Manifestations au Liban : l'ONU appelle à la retenue

1 mai 2020

Le Haut-Commissariat des Nations Unies aux droits de l’homme (HCDH) a fait part de son inquiétude vendredi sur la situation au Liban après de nouveaux heurts entre manifestants et forces de l’ordre.

« Nous sommes profondément préoccupés par le regain de violence qui a éclaté au Liban cette semaine, causant la mort d’un manifestant et blessant des dizaines d’autres civils et des forces de l’ordre, ainsi que d’importants dégâts de biens publics et privés », a déclaré Rupert Colville, porte-parole du HCDH lors d’une conférence de presse virtuelle à Genève.

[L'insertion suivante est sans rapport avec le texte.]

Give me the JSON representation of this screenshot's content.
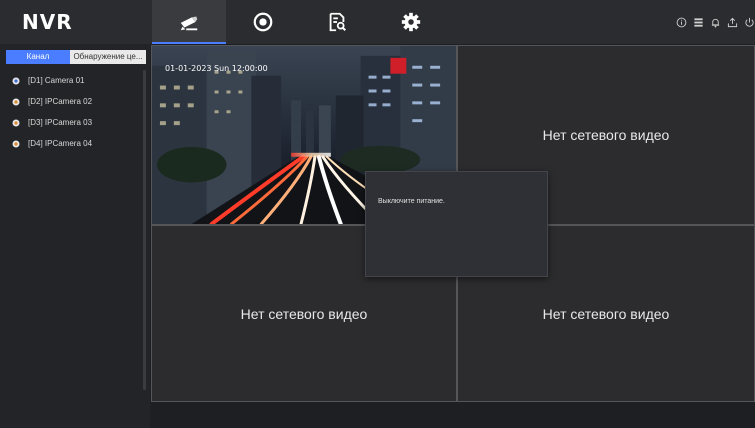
{
  "app": {
    "logo": "NVR"
  },
  "nav": {
    "tabs": [
      {
        "name": "live-view",
        "icon": "camera-icon",
        "active": true
      },
      {
        "name": "playback",
        "icon": "playback-icon",
        "active": false
      },
      {
        "name": "search",
        "icon": "file-search-icon",
        "active": false
      },
      {
        "name": "settings",
        "icon": "gear-icon",
        "active": false
      }
    ],
    "right_icons": [
      "info-icon",
      "monitor-icon",
      "bell-icon",
      "export-icon",
      "power-icon"
    ]
  },
  "sidebar": {
    "tab_channel": "Канал",
    "tab_detection": "Обнаружение це...",
    "cameras": [
      "[D1] Camera 01",
      "[D2] IPCamera 02",
      "[D3] IPCamera 03",
      "[D4] IPCamera 04"
    ]
  },
  "grid": {
    "live_osd": "01-01-2023 Sun 12:00:00",
    "no_video_1": "Нет сетевого видео",
    "no_video_2": "Нет сетевого видео",
    "no_video_3": "Нет сетевого видео"
  },
  "popup": {
    "message": "Выключите питание."
  },
  "colors": {
    "accent": "#4a7dff",
    "background": "#1e1f22",
    "cell_border": "#55565a"
  }
}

Depuis plusieurs jours, ce pays du Moyen-Orient connaît un regain de tensions et les manifestants ont relancé leur mobilisation pour dénoncer, en plein ramadan, une inflation galopante et une dépréciation de la livre libanaise. « Après une relative accalmie due à l’apparition de la pandémie Covid-19, les protestations contre la crise économique qui s’aggrave rapidement dans le pays ont repris cette semaine », a ajouté M. Colville.

Certaines de ces manifestations ont rapidement tourné à la violence. Le 26 avril, un manifestant qui avait été touché - apparemment par une balle en caoutchouc - est mort des suites de ses blessures. « Nous avons également reçu des informations selon lesquelles au moins 77 civils ont été blessés entre le 26 et le 30 avril », a précisé le porte-parole du Haut-Commissariat. « Nous savons que les forces armées libanaises (FAL) ont utilisé des gaz lacrymogènes et des balles en caoutchouc, et que des munitions réelles ont été tirées en l’air. », a ajouté M. Colville qui fait également état d’informations sur des cas de recours à la force excessif par les FAL.

Le défi de la distanciation physique et du droit de participer aux affaires publiques

De leur côté, les FAL ont indiqué qu’au moins 159 de leurs membres ont été blessés, avec 15 d’entre eux dans un état critique. Selon le HCDH, ces chiffres soulignent l’intensité alarmante de la violence. Les manifestants auraient utilisé des gaz lacrymogènes, des bombes à essence, des barres de fer, des bâtons de bois et d’autres armes. 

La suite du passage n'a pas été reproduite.